The report next explores the specific risks to the West posed by the project. These include allegations that the BRI funds and builds infrastructure that could be used to facilitate China’s military expansion; it creates debt traps through opaque lending practices; it pays scant attention to environmental sustainability; it opens opportunities for espionage, particularly through the Digital Silk Road, it engages in questionable labour practices, and it turns a blind eye to corruption and therefore weakens international efforts to improve governance.
There are also concerns that China is pursuing a divide and conquer strategy in Europe through the BRI. Indeed, Europe has not achieved a significantly unified approach to this ambitious Chinese project. There are also risks of transatlantic tensions here as the United States government is deeply suspicious of the BRI and sees it more in geo-strategic than economic terms.
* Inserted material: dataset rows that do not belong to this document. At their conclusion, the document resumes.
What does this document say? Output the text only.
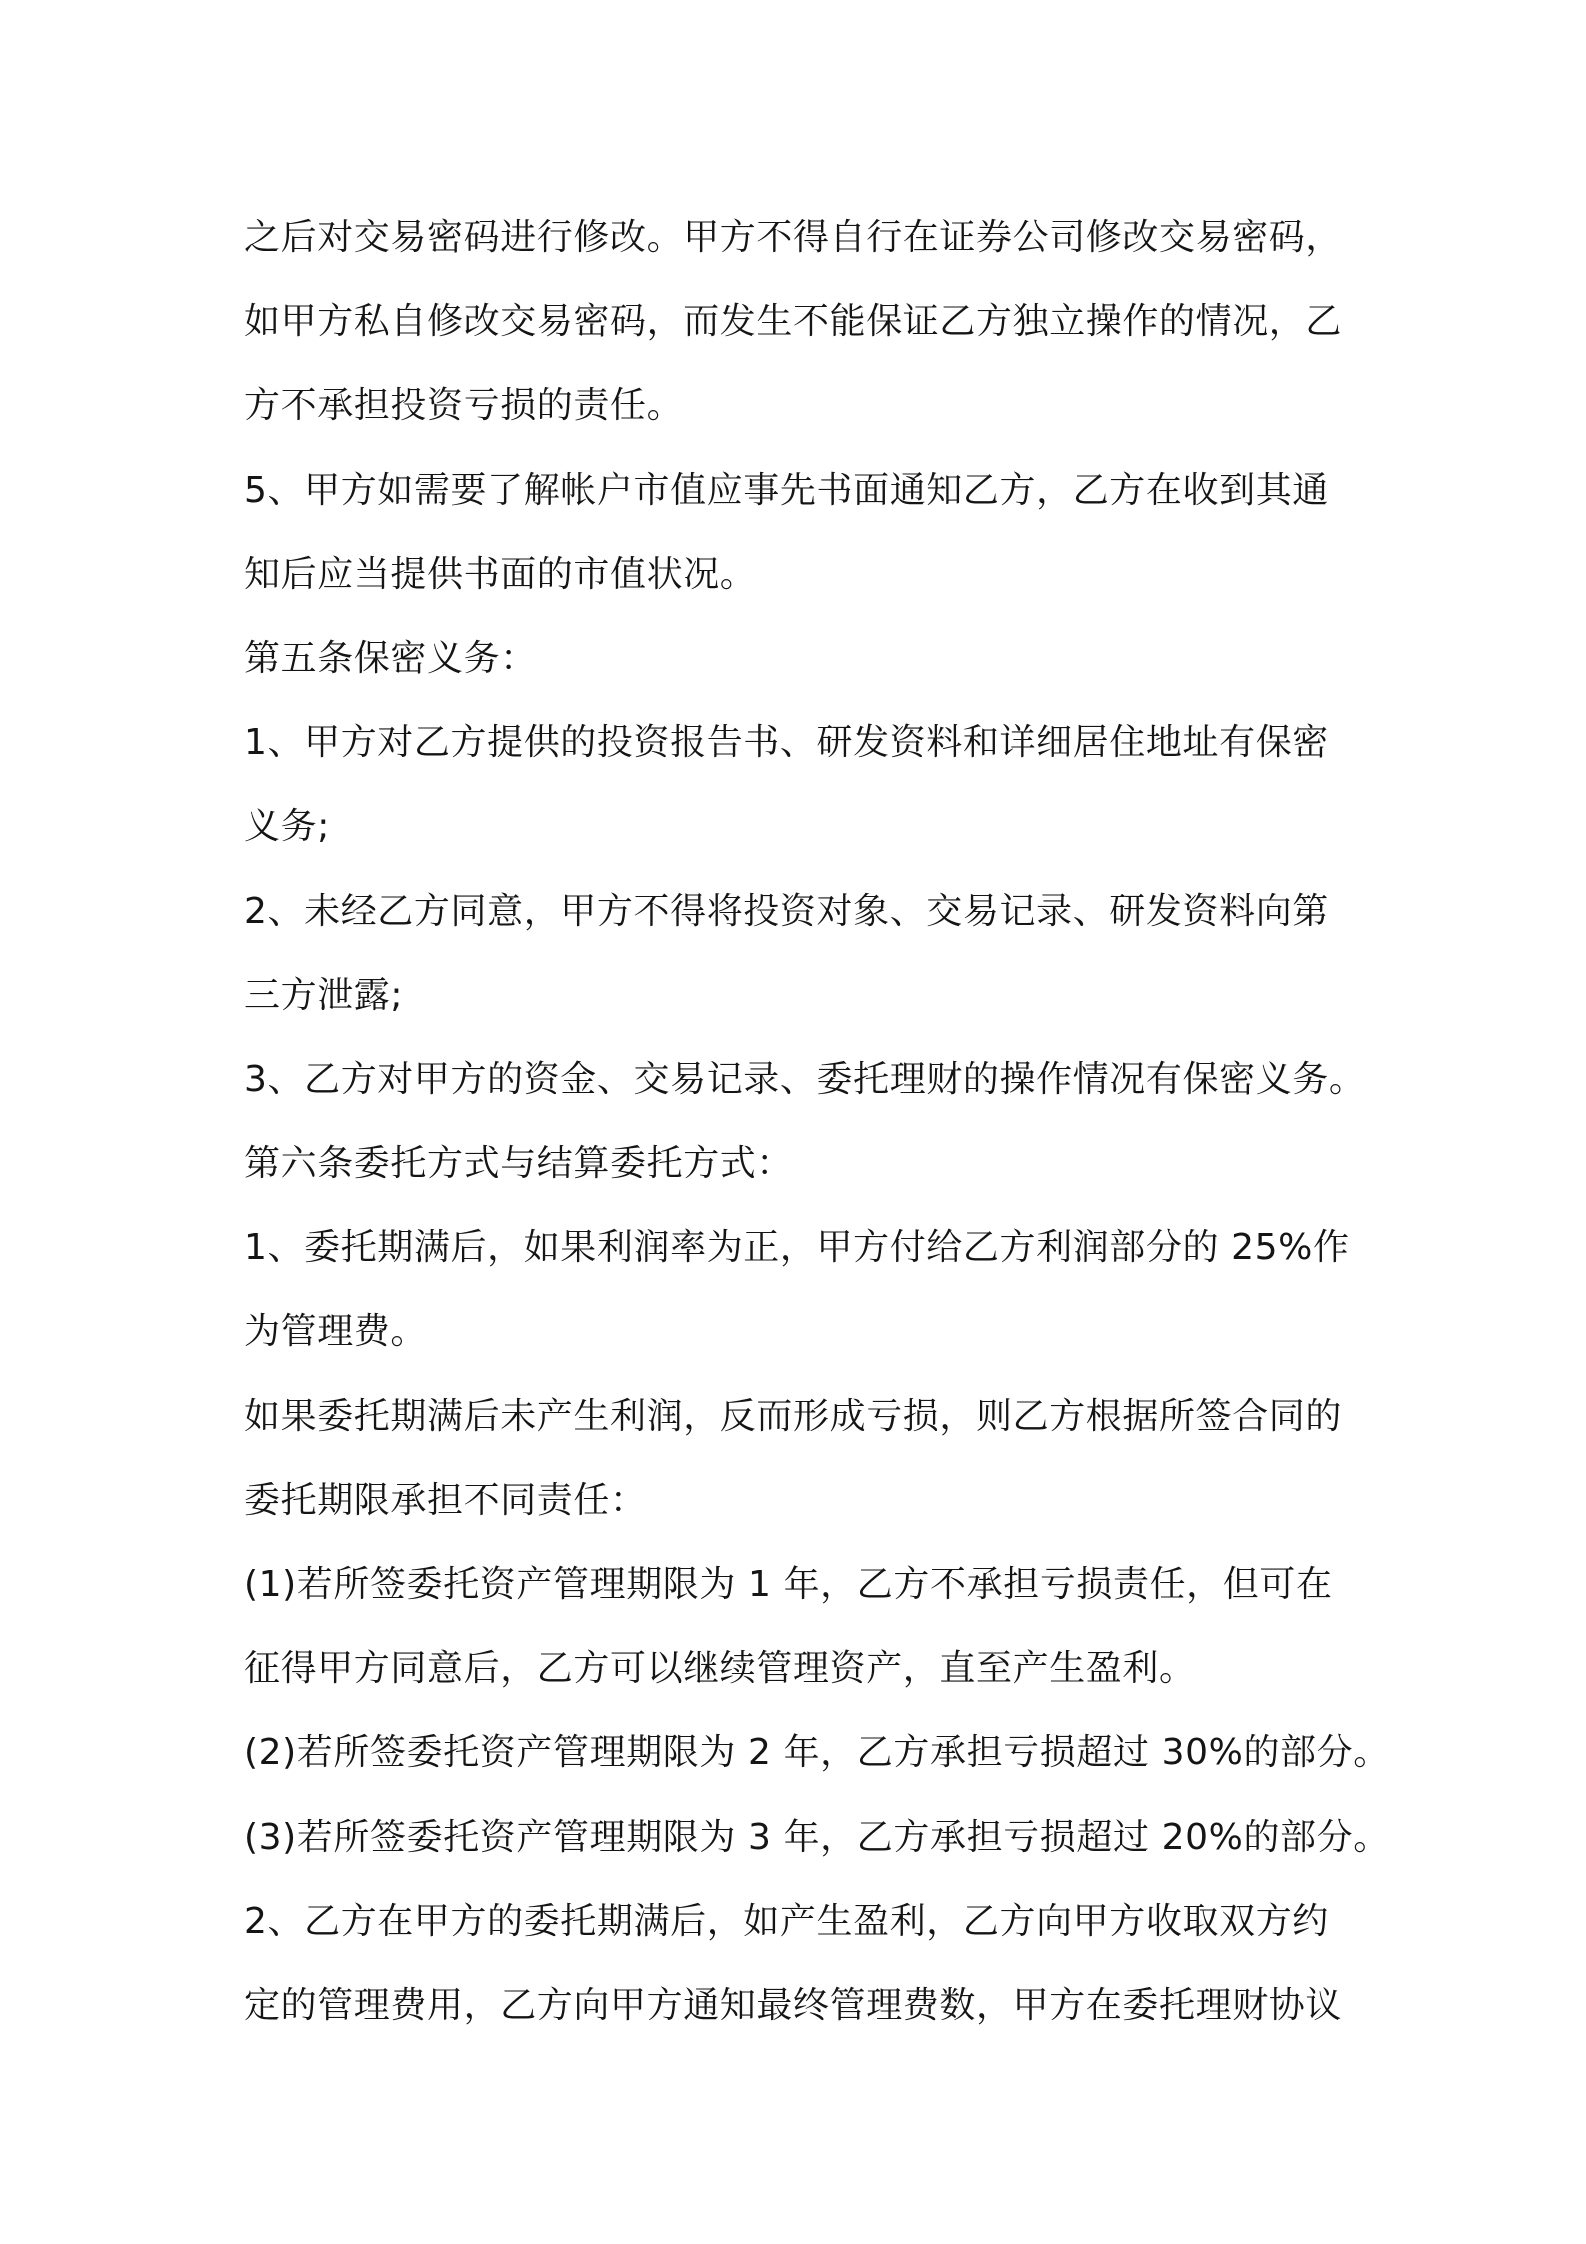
之后对交易密码进行修改。甲方不得自行在证券公司修改交易密码，
如甲方私自修改交易密码，而发生不能保证乙方独立操作的情况，乙
方不承担投资亏损的责任。
5、甲方如需要了解帐户市值应事先书面通知乙方，乙方在收到其通
知后应当提供书面的市值状况。
第五条保密义务：
1、甲方对乙方提供的投资报告书、研发资料和详细居住地址有保密
义务;
2、未经乙方同意，甲方不得将投资对象、交易记录、研发资料向第
三方泄露;
3、乙方对甲方的资金、交易记录、委托理财的操作情况有保密义务。
第六条委托方式与结算委托方式：
1、委托期满后，如果利润率为正，甲方付给乙方利润部分的 25%作
为管理费。
如果委托期满后未产生利润，反而形成亏损，则乙方根据所签合同的
委托期限承担不同责任：
(1)若所签委托资产管理期限为 1 年，乙方不承担亏损责任，但可在
征得甲方同意后，乙方可以继续管理资产，直至产生盈利。
(2)若所签委托资产管理期限为 2 年，乙方承担亏损超过 30%的部分。
(3)若所签委托资产管理期限为 3 年，乙方承担亏损超过 20%的部分。
2、乙方在甲方的委托期满后，如产生盈利，乙方向甲方收取双方约
定的管理费用，乙方向甲方通知最终管理费数，甲方在委托理财协议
The report concludes by urging Europe and North America to work towards developing a shared approach to the BRI that both recognises China’s geo-strategic ambitions embedded in the BRI, but also acknowledges the economic rationale for continued engagement with China. It calls for the transatlantic community to hold out for another model of development and investment premised on principles of transparency, sustainability, liberal market, and good governance.
Finally, the report, written as the coronavirus pandemic was just beginning, notes that this crisis could well alter the dynamics of relations with China, although it is very difficult to predict how at this moment.